Boeing pilots later conducted a certification flight with the FAA on March 12, two days after the Ethiopian Airlines crash, to demonstrate to regulators that the updated software met certification requirements, the official said.

On Saturday, the three US airlines that fly the 737 Max ran successful flights on a simulator designed to recreate the Lion Air flight with both the current and the updated software at the Boeing facility in Renton, Wash.

Pilots have said their training on the 737 Max consisted of a short, self-administered online course that made no mention of the new MCAS system and how to disable it in a situation that the pilots on the Lion Air, and likely the Ethiopian Airlines flights, faced.

As they battled the uncooperative and diving plane last year, the pilots on the doomed Lion Air flight attempted a routine maneuver to try and stabilize the plane by triggering a switch near the steering wheel approximately three dozen times, according to a report by Indonesian investigators.

But the force of the software continued to send the plane downward until it reached an angle that would have been unrecoverable for the pilots.

To shut down the MCAS software, the lead pilot would have had to turn around and flip two switches behind him, a move that a representative for American Airline’s pilots union called a “tremendous leap of logic.”
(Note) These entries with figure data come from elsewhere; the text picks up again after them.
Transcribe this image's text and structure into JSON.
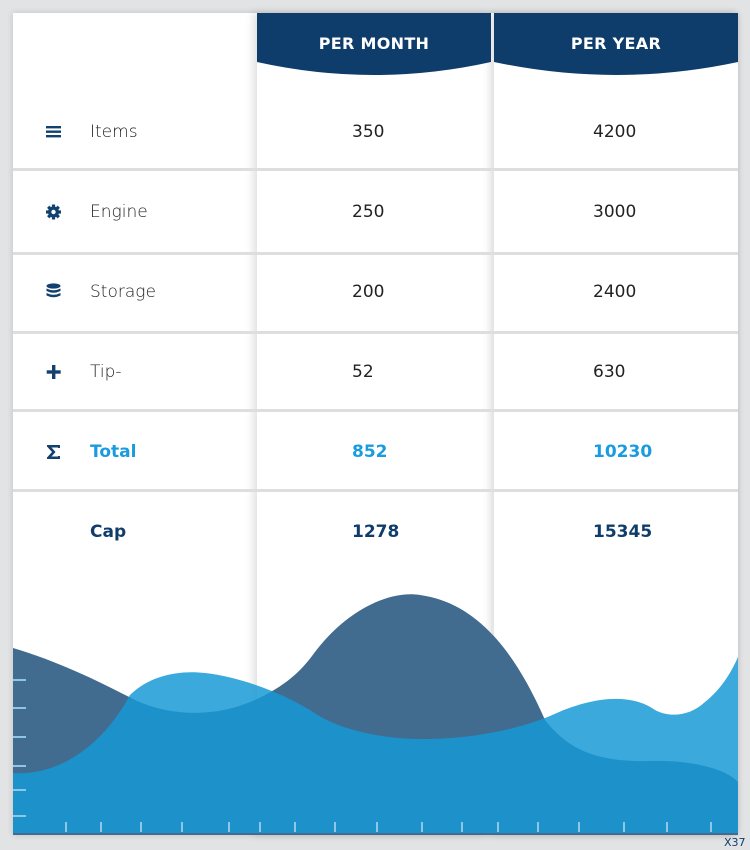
{
  "header": {
    "per_month": "PER MONTH",
    "per_year": "PER YEAR",
    "color": "#0f3d6b"
  },
  "rows": [
    {
      "icon": "list-icon",
      "label": "Items",
      "per_month": "350",
      "per_year": "4200"
    },
    {
      "icon": "gear-icon",
      "label": "Engine",
      "per_month": "250",
      "per_year": "3000"
    },
    {
      "icon": "database-icon",
      "label": "Storage",
      "per_month": "200",
      "per_year": "2400"
    },
    {
      "icon": "plus-icon",
      "label": "Tip-",
      "per_month": "52",
      "per_year": "630"
    }
  ],
  "total": {
    "icon": "sigma-icon",
    "label": "Total",
    "per_month": "852",
    "per_year": "10230",
    "color": "#1a9be0"
  },
  "cap": {
    "label": "Cap",
    "per_month": "1278",
    "per_year": "15345"
  },
  "corner_label": "X37",
  "colors": {
    "dark_wave": "#416b8f",
    "light_wave": "#3aa8dc",
    "overlap": "#1c86c1"
  }
}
“There’s no intuitive connection between those two things,” Captain Jason Goldberg said, referring to what pilots would have been fighting with the MCAS software and this two-switch solution.

“We have very well-trained pilots all over the world but a scenario involving pre-briefed pilots who know what’s coming in a simulator should not be confused with a real life emergency involving a system that pilots did not even know existed prior to the event,” Goldberg told CNN after the Saturday session.